Sono arrivati da tutta Italia per la marcia dell’orgoglio gay. E che si tratti di orgoglio (e di diritti da rivendicare) lo testimoniano i manifesti che hanno tappezzato Bologna, città scelta quest’anno per una manifestazione, il Gay Pride, che ritorna sotto le Due Torri dopo l’edizione del 2008. Rosa Parks che si rifiuta di lasciare il posto sull’autobus a un bianco, le donne italiane che nel 1977 scendono in piazza per l’autodeterminazione, le manifestazioni di gay, lesbiche e transessuali per rivendicare i propri diritti a fine anni 60. E ancora, una storia sopratutto bolognese ma che ormai è diventata patrimonio nazionale, il movimento lgbt che ottiene, prima volta in Italia, una sede comunale. E’ il 1982, al governo di Bologna ci sono i comunisti e i gay erano ancora costretti tra invisibilità e discriminazioni. Poi, nel 1995, arriva l’elezione in consiglio comunale di Marcella Di Folco, prima transessuale al mondo ad essere eletta ad una carica pubblica.
Tutti simboli dell’orgoglio gay che questa volta chiede due cose molto semplici: una legge che permetta il matrimonio civile anche tra persone lgbt, e cioè lesbiche, gay, bisessuali e transgender. Poi, a partire dal fatto che essere genitori è una scelta e che sono almeno 100mila i bambini che vivono in famiglie omogenitoriali, una legge che permetta alle coppie gay di adottare. In una parola: “parità”. Per ottenerla e rivendicarla hanno sfilato in duecentomila per le vie del centro di Bologna. Una manifestazione quest’anno con un percorso ridotto e senza i soliti carri, per rispetto delle vittime del sisma che ha colpito l’Emilia. Un corteo composto ma comunque festoso, con bande musicali e perfomance artistiche. Ad aprire la parata uno striscione con la scritta: “Tutto comincia con l’orgoglio”. Dietro le bandiere di Arcigay, Arcilesbica, Famiglie Arcobaleno, Agedo e tutte le altre associazioni che ogni giorni in Italia si battono per i diritti gay. Nel corteo anche molto coppie omosessuali con bambini. “Anche noi siamo famiglia, il Parlamento ora si deve muovere”, chiede una mamma col pancione accanto alla propria compagna.

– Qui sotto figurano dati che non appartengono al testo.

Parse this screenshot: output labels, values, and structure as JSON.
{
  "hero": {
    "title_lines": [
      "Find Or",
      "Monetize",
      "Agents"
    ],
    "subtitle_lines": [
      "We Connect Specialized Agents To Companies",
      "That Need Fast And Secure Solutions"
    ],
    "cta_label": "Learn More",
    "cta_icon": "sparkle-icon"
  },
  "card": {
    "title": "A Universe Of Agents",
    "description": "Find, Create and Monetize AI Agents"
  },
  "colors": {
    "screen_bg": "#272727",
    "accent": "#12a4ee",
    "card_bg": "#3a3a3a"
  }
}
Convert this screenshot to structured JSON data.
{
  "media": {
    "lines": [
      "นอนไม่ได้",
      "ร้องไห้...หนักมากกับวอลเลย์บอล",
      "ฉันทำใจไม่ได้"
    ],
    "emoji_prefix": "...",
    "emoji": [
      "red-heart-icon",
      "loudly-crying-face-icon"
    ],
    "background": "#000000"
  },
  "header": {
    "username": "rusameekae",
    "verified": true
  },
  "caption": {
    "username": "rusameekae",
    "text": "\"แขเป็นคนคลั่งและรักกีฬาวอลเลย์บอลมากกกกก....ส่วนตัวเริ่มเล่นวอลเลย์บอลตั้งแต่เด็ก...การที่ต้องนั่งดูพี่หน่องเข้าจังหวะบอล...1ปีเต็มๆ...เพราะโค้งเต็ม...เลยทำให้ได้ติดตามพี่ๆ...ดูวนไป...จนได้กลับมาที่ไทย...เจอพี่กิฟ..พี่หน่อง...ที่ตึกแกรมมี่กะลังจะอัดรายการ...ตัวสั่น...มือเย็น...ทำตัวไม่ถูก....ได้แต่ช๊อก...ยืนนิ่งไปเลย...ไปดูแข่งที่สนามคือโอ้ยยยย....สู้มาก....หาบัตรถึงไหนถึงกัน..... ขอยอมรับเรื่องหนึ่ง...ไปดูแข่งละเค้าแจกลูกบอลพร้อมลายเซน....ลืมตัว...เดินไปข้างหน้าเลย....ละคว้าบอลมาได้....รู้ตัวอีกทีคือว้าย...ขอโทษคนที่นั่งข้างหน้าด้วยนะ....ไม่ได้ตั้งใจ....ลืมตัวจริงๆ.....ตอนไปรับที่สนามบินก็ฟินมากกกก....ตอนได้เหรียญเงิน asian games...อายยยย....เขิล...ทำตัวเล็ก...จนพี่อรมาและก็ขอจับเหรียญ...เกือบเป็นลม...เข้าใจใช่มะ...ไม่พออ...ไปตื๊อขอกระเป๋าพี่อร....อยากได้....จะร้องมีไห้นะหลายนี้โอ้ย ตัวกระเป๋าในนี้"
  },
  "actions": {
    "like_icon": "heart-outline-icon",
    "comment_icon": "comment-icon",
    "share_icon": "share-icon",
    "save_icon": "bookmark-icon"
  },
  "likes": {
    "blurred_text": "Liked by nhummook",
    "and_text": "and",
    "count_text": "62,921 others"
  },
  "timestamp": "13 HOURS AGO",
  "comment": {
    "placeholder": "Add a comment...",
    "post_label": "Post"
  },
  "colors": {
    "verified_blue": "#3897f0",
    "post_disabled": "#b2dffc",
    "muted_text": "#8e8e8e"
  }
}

Dopo oltre tre ore di marcia l’arrivo in una Piazza Maggiore che pian piano si riempie totalmente. Sul palco Emiliano Zaino, presidente del circolo Arcigay “il Cassero” chiede ai politici vicini alla causa lgbt di “tenere solamente la schiena dritta”. A due passi da lui parlando con i cronisti Vladimir Luxuria si dice soddisfatta dell’apertura di Bersani ad una legge che riconosca le coppie gay, “ma nel Pd si decidano, ogni volta che qualcuno propone una cosa del genere poi i cattolici si mettono di mezzo. Serve coerenza”. Sul palco alla fine è il turno del sindaco di Bologna Virginio Merola. Qualche fischio iniziale, poi solo applausi quando serve alla folle l’uno-due che tutti volevano sentire: “Serve una legge che riconosca le coppie di fatto omosessuali, ma serve anche di più. Il cuore mi dice che serve anche una legge che permetta i matrimoni civili tra persone dello stesso stesso”.
Un corteo che non ha dimenticato i terremotati, e che ha destinato quanto inizialmente stanziato per i carri allegorici ad un fondo per la ricostruzione. Non solo. Il ricavato dalla grande festa di fine pride, una maratona notturna con dj, artisti e cantanti, coprirà le spese dell’evento ma sarà destinato anche ad un fondo speciale di sostegno per i terremotati dell’Emilia.